TCAB: Text Classification Attack Benchmark Dataset
Creators
- 1. University of California Irvine
- 2. University of California San Diego
- 3. University of Oregon
Description
TCAB is a large collection of successful adversarial attacks on state-of-the-art text classification models trained on multiple sentiment and abuse domain datasets.
The dataset is broken up into 2 files: train.csv, and val.csv. The training set contains 1,448,751 instances (552,364 are "clean" unperturbed instances), while the validation set contains 482,914 instances (178,607 are "clean"). Each instance in both files have the following attributes:
scenario: Domain, either abuse or sentiment.
target_model_dataset: Dataset being attacked.
target_model_train_dataset: Dataset the target model trained on.
target_model: Type of victim model (e.g., bert, roberta, xlnet).
attack_toolchain: Open-source attack toolchain, either TextAttack or OpenAttack.
attack_name: Name of the attack method.
original_text: Original input text.
original_output: Prediction probabilities of the target model on the original text.

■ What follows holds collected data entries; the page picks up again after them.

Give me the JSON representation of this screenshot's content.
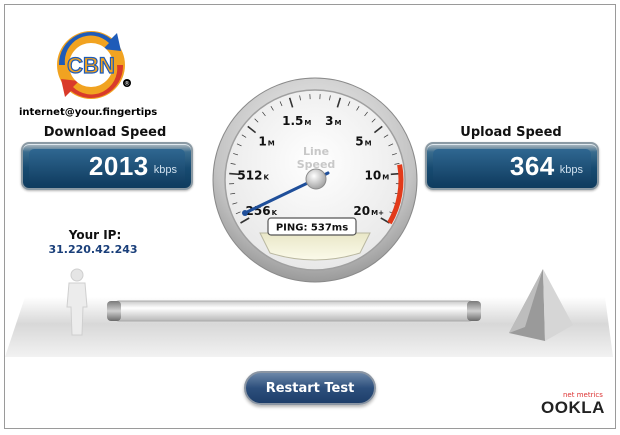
{
  "logo": {
    "text": "CBN",
    "tagline": "internet@your.fingertips"
  },
  "download": {
    "label": "Download Speed",
    "value": "2013",
    "unit": "kbps"
  },
  "upload": {
    "label": "Upload Speed",
    "value": "364",
    "unit": "kbps"
  },
  "ip": {
    "label": "Your IP:",
    "value": "31.220.42.243"
  },
  "gauge": {
    "center_label_line1": "Line",
    "center_label_line2": "Speed",
    "ping_text": "PING: 537ms",
    "ticks": [
      {
        "main": "256",
        "suffix": "K"
      },
      {
        "main": "512",
        "suffix": "K"
      },
      {
        "main": "1",
        "suffix": "M"
      },
      {
        "main": "1.5",
        "suffix": "M"
      },
      {
        "main": "3",
        "suffix": "M"
      },
      {
        "main": "5",
        "suffix": "M"
      },
      {
        "main": "10",
        "suffix": "M"
      },
      {
        "main": "20",
        "suffix": "M+"
      }
    ]
  },
  "restart_label": "Restart Test",
  "ookla": {
    "tag": "net metrics",
    "brand": "OOKLA"
  },
  "colors": {
    "panel": "#174b71",
    "ip_text": "#1a3f7a",
    "redline": "#e23a1a",
    "needle": "#1f4f9a"
  }
}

ground_truth: Encoded label for the original task of the domain dataset. 1 and 0 means toxic and toxic for abuse datasets, respectively. 1 and 0 means positive and negative sentiment for sentiment datasets. If there is a neutral sentiment, then 2, 1, 0 means positive, neutral, and negative sentiment.
status: Unperturbed example if "clean"; successful adversarial attack if "success".
perturbed_text: Text after it has been perturbed by an attack.
perturbed_output: Prediction probabilities of the target model on the perturbed text.
attack_time: Time taken to execute the attack.
num_queries: Number of queries performed while attacking.
frac_words_changed: Fraction of words changed due to an attack.
test_index: Index of each unique source example (original instance) (LEGACY - necessary for backwards compatibility).
original_text_identifier: Index of each unique source example (original instance).
unique_src_instance_identifier: Primary key to uniquely identify to every source instance; comprised of (target_model_dataset, test_index, original_text_identifier).
pk: Primary key to uniquely identify every attack instance; comprised of (attack_name, attack_toolchain, original_text_identifier, scenario, target_model, target_model_dataset, test_index).